BBC star Clare Balding said her gran was “disgusted” when she came out as a lesbian. The Wimbledon presenter, who is now happily married to her wife Alice Arnold, was already out to her parents by 2003, when she was outed to the public via the newspapers without her consent. But her grandmother knew nothing about her sexuality at the time.
In a devastating Desert Island Discs admission, Clare confessed to host Kirsty Young in 2013: “I said: 'Grandma I need to talk to you,' and she said: 'Yes I should think you do.' I said: 'Have you seen the paper?' and she said: 'Yes and I think it's disgusting'.
“I said: 'What do you mean? The invasion of my privacy or my lifestyle choice,' and she said: 'Both.' And I didn't talk to her for about six months after that, which was pretty difficult."
Clare hid her sexuality for almost a decade after landing her first BBC job as a trainee journalist, worried her career would “nosedive”.
She explained in 2021: “I was worried that if people discovered I was in a relationship with a woman I might be discriminated against when it came to choosing presenters on TV.

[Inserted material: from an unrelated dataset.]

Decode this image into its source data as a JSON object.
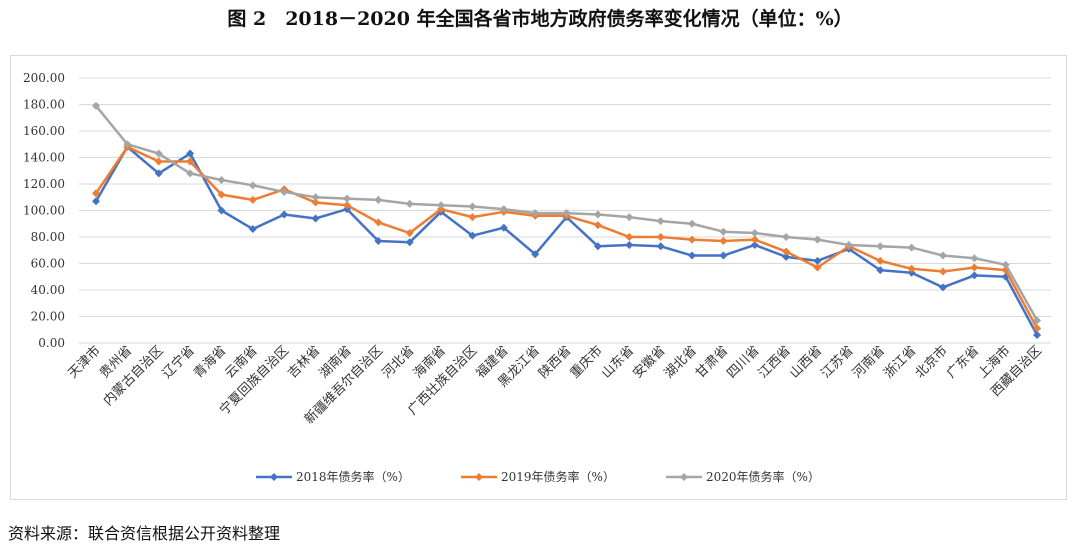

“I was brought up to think that the only 'acceptable' relationship meant being married to a man. A lot has changed in the world since then, thankfully.”
Clare said “most people were really kind and supportive” when she did come out, and she went on to become one of the Beeb’s biggest names in sports presenting.
Clare added that her father doubted she could get involved in the family horse racing business, and told her she had “no chance” of winning her well deserved RTS award for sports presenting.
She explained on the Paul McKenna podcast: “I told dad that I was up against Steve Rider, who is the loveliest man, and another very famous man. My father just went, ‘You’ve got no chance, not against them’. And then I won and you just sort of think, ‘This is quite surprising’, to my father certainly.”
Clare added: “I wanted to be my own person. I was very angry at my parents for their lack of acknowledgements for women's achievements and that made me really determined to do the things that maybe they thought women couldn't do.
“I remember when I first presented Grandstand on the BBC my father being absolutely flabbergasted.
“He didn't realise that was something any woman could do, let alone me.”